To compare the two, together with Google's DNS as a reference, from a fast connection:
64 bytes from 1.1.1.1: icmp_seq=5 ttl=59 time=3.62 ms
64 bytes from 8.8.8.8: icmp_seq=5 ttl=60 time=3.60 ms
64 bytes from 9.9.9.9: icmp_seq=5 ttl=60 time=9.20 ms
...and from a slower (home) connection: 64 bytes from 1.1.1.1: icmp_seq=5 ttl=58 time=11.1 ms
64 bytes from 8.8.8.8: icmp_seq=5 ttl=59 time=11.9 ms
64 bytes from 9.9.9.9: icmp_seq=5 ttl=59 time=34.2 ms
Note that I just used the speed of every fifth package instead of the average for five packets in order to keep the comment relatively short and more humanly readable than "rtt min/avg/max/mdev".I'm not sure what you meant in point (a) but, of course, DNS cannot be parallelized with HTTP since the browser doesn't know where to connect until DNS completes. Also, DNS requests for subresources can't start until the referring resource has been loaded. So you could easily see a few serialized DNS requests in the long pole for loading a web site.

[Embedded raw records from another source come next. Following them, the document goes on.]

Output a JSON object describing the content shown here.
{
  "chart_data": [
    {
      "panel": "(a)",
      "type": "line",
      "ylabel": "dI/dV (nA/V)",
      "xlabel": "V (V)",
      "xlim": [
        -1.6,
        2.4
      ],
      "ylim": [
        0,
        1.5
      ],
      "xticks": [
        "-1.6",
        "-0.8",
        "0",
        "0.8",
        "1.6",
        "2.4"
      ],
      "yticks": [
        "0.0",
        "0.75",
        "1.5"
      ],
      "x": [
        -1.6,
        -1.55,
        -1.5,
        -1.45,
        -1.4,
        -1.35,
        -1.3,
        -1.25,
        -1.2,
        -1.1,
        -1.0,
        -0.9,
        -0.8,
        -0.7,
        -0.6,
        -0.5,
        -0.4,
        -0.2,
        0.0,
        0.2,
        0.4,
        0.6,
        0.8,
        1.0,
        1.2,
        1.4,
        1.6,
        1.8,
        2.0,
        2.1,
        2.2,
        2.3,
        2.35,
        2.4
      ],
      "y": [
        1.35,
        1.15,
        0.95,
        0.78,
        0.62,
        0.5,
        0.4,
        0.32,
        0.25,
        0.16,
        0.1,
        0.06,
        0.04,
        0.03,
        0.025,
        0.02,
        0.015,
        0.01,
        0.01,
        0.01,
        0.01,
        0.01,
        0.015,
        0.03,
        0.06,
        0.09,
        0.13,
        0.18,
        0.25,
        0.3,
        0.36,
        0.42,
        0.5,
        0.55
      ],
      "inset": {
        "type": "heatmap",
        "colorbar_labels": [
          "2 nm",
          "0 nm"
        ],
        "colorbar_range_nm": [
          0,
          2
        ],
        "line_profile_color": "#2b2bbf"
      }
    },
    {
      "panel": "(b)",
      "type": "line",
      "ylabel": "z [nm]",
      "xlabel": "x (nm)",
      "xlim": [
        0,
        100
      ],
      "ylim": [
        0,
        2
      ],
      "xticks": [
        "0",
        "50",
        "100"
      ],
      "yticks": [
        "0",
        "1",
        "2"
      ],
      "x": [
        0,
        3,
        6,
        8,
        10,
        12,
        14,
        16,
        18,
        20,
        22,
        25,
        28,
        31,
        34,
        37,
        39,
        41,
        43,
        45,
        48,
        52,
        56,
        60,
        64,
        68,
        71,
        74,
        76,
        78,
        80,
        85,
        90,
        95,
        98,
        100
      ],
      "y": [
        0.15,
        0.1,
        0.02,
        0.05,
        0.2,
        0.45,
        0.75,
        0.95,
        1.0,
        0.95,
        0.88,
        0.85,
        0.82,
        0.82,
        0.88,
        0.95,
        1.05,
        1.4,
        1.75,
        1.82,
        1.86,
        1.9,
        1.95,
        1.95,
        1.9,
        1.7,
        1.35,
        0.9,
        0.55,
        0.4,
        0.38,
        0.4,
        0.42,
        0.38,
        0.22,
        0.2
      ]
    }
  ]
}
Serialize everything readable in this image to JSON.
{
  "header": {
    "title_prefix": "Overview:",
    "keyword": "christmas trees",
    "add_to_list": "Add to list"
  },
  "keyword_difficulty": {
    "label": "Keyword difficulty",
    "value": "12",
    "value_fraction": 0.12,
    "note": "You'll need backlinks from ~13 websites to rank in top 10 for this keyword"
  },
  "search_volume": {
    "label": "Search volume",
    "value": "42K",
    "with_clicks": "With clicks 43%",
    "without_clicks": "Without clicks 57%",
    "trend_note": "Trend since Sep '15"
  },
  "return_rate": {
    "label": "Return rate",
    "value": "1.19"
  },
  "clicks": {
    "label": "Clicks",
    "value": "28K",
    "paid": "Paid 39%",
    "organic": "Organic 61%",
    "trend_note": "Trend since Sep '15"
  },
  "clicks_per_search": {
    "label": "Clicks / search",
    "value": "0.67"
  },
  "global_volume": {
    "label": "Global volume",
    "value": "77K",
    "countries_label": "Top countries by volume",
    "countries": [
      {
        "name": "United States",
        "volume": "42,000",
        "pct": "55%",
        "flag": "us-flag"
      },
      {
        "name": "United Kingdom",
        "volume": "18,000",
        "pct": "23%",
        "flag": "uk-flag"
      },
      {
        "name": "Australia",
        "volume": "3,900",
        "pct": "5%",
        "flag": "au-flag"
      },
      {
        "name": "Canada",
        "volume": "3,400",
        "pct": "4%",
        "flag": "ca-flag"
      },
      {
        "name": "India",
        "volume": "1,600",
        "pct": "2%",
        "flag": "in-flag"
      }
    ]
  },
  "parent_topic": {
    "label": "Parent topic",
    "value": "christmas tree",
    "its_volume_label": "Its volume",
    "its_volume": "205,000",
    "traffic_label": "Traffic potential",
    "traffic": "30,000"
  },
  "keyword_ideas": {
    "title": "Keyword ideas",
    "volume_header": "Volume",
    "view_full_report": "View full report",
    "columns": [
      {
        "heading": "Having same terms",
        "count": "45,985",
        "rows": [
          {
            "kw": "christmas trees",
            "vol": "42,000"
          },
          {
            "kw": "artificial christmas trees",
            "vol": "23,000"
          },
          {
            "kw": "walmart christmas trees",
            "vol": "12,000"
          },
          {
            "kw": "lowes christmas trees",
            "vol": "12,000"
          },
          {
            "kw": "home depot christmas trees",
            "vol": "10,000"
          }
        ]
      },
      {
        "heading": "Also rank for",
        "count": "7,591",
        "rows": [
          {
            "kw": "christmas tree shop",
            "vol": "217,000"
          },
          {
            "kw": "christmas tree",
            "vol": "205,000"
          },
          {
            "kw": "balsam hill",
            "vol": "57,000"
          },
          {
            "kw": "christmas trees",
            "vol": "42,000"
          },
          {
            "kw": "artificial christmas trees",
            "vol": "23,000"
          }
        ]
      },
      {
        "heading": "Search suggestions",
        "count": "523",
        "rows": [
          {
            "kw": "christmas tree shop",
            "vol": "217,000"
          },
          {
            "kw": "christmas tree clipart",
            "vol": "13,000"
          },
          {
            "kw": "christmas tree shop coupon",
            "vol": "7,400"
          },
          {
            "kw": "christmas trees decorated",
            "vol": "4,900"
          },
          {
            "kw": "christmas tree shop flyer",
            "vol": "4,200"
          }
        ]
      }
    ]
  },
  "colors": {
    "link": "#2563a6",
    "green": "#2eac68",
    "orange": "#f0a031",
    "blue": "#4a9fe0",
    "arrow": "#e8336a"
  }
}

Also note that the timing above were ping times. An actual DNS query will have to recurse if the result is not cached at the DNS server -- which in these days of 60-second TTLs for is not uncommon. Cloudflare, though, happens to be the authoritative DNS for quite a few web sites, in which case no recursion is necessary.
I meant that DNS requests are parallelized within the browser. Once it loads the initial resource (html), there might be 10 more dependencies it needs at various different URLs under different domain names. It's usually loading all these dependencies that make up the vast majority of the load time on a complex web page.
Those subsequent DNS requests can of course be made in parallel, so if your DNS latency is 20ms then you're adding ~20ms, not 10 x 20ms.
Even then, DNS is probably making up a small fraction of the overall load time. If a complex page is taking, say, 3000ms to load and render, then adding 20-40ms of DNS time is not going to make a perceptible difference.